La sfida è partita dai francesi nel 2011. L’odierno inquilino dell’Eliseo sta solo portando a termine il lavoro cominciato da un suo predecessore. Il punto quindi non è ciò che farà Macron ma se il nostro Governo saprà tutelare gli interessi nazionali. Anche attraverso il ricorso alla forza. Occorrerebbe una preziosa unità del Paese a sostenere l’Esecutivo in ore particolarmente gravide di pericoli. Ma non sarà possibile visto che la sinistra, geneticamente vocata a fare da quinta colonna agli interessi stranieri in Italia, si è dichiarata, da Matteo Renzi in giù nel Pd, convintamente “macroniana”. I giallo-blu si preparino a fare da soli, sperando nel sostegno della pattuglia parlamentare di Fratelli d’Italia e di qualche voce eterodossa presente in Forza Italia.
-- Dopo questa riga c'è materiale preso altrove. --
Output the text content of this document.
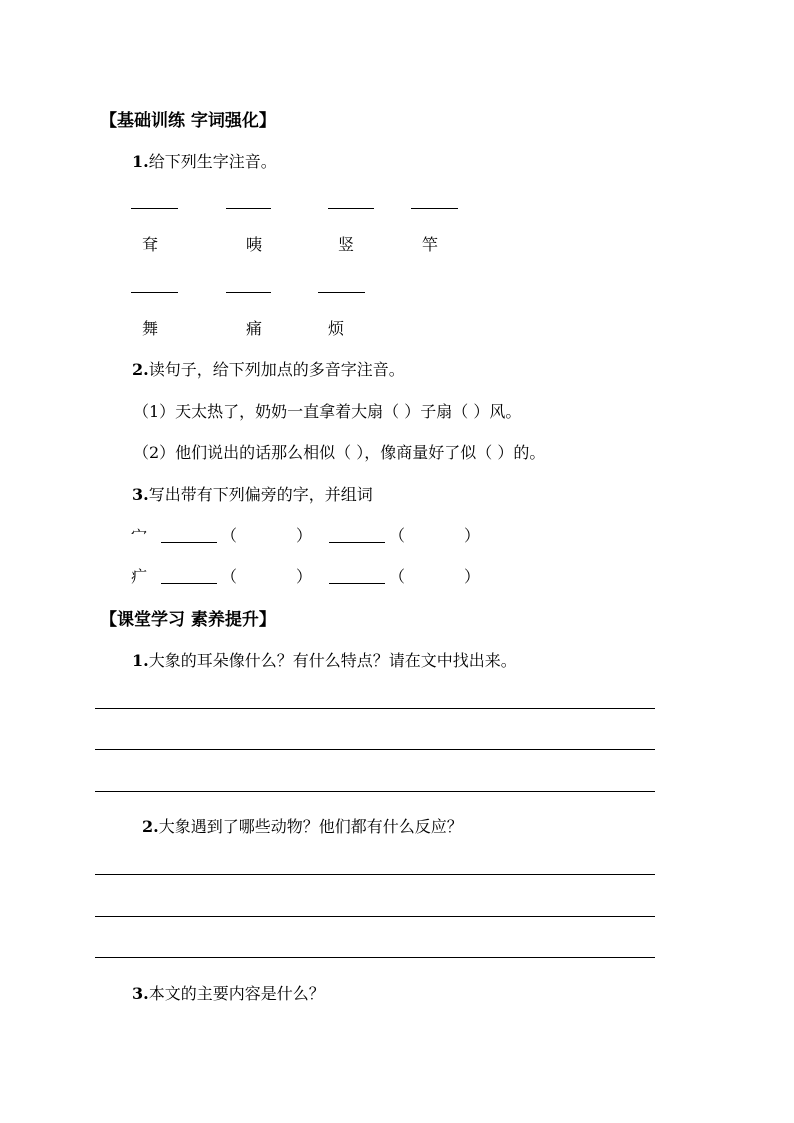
【基础训练 字词强化】
1.给下列生字注音。
耷	咦	竖	竿
舞	痛	烦
2.读句子，给下列加点的多音字注音。
（1）天太热了，奶奶一直拿着大扇（ ）子扇（ ）风。
（2）他们说出的话那么相似（ ），像商量好了似（ ）的。
3.写出带有下列偏旁的字，并组词
宀	（	）	（	）
疒	（	）	（	）
【课堂学习 素养提升】
1.大象的耳朵像什么？有什么特点？请在文中找出来。
2.大象遇到了哪些动物？他们都有什么反应？
3.本文的主要内容是什么？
È evidente che si debba fare il tifo per la soluzione pacifica della crisi, purtuttavia si deve mettere nel conto d’intervenire in armi sul suolo libico qualora la situazione dovesse culminare con la sconfitta di al-Sarraj e prima dell’entrata a gamba tesa “pacificatrice” dei francesi. Se per Parigi prendere la Libia è volontà di potenza, per Roma, tenerla nella propria sfera d’influenza, è questione di vitale sicurezza.